Iranian media has reported that two Iranian warships were in the Mediterranean, in the first such passage since Iran's 1979 Islamic revolution and on their way to a Syrian port.

However, a senior Suez Canal official denied the report on Sunday, saying that the warships had yet to reach Egypt's waterway to cross into the Mediterranean.

"No Iranian ships have passed.
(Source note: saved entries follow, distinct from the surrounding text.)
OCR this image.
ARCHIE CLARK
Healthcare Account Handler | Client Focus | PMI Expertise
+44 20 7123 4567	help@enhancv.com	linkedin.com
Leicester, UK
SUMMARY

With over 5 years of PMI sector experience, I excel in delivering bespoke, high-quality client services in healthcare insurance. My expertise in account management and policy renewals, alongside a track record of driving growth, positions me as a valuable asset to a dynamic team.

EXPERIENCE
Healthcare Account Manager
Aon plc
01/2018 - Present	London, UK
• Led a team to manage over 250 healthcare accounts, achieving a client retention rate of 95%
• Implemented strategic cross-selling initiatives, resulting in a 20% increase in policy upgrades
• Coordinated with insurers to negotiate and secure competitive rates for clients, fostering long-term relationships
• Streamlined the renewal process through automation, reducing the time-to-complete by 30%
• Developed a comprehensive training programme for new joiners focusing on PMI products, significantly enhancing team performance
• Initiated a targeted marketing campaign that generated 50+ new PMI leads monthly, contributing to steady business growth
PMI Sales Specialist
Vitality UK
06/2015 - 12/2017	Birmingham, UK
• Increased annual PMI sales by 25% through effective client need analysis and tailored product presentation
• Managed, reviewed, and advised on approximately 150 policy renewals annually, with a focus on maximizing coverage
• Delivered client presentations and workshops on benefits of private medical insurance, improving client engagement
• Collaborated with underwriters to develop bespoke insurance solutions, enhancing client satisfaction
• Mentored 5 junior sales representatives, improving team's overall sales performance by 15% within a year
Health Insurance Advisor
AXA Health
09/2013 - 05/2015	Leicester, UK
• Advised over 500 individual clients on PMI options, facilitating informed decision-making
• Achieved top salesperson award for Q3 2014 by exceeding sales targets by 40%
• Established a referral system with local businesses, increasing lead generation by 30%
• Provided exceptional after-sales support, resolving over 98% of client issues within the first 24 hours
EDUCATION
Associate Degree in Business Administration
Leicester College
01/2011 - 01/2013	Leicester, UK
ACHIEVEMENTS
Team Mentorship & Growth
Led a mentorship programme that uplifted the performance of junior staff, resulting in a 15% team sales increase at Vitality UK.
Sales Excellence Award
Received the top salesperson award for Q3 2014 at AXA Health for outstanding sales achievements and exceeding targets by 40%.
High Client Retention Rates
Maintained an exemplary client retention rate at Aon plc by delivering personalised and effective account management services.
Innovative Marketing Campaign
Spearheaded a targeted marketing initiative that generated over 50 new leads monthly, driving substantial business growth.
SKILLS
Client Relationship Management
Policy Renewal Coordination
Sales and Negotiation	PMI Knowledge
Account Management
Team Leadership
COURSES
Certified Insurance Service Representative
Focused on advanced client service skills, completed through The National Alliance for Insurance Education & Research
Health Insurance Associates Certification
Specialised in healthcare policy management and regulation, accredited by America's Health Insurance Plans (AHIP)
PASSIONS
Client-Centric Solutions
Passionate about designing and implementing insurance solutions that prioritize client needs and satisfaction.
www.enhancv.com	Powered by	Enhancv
Not today, not yesterday, not the day before," Ahmed al-Manakhly, the head of the canal's operations room, told AFP news agency.

Manakhly did not say when the Iranian ships were scheduled to arrive but canal officials have privately said they were expected early on Monday.

In the wake of president Hosni Mubarak's overthrow on February 11, Egypt gave permission on Friday for the warships to transit the canal into the Mediterranean, in what Israel has described as a "provocation".

Binyamin Netanyahu, Israeli prime minister, says the move was an attempt by Iran to broaden its regional influence.

"We can see what an unstable region we live in, an area in which Iran is trying to take advantage of the situation that has arisen and broaden its influence by transferring two warships via the Suez Canal," he said in public remarks to his cabinet.

Netanyahu said Israel would need to boost defence spending as a result of Tehran's move and recent regional upheaval.

Iran's official Fars new agency, quoting senior naval commanders, has identified the ships as Kharg, a 33,000-tonne refuelling and support vessel  and Alvand, a 1,500-tonne light patrol frigate.

The Kharg has a crew of 250 and can carry up to three helicopters while the Alvand is armed with torpedos and anti-ship missiles.

However, Egypt's MENA news agency reported that the request for the ships to pass through the Suez Canal said they were not carrying weapons or nuclear and chemical materials.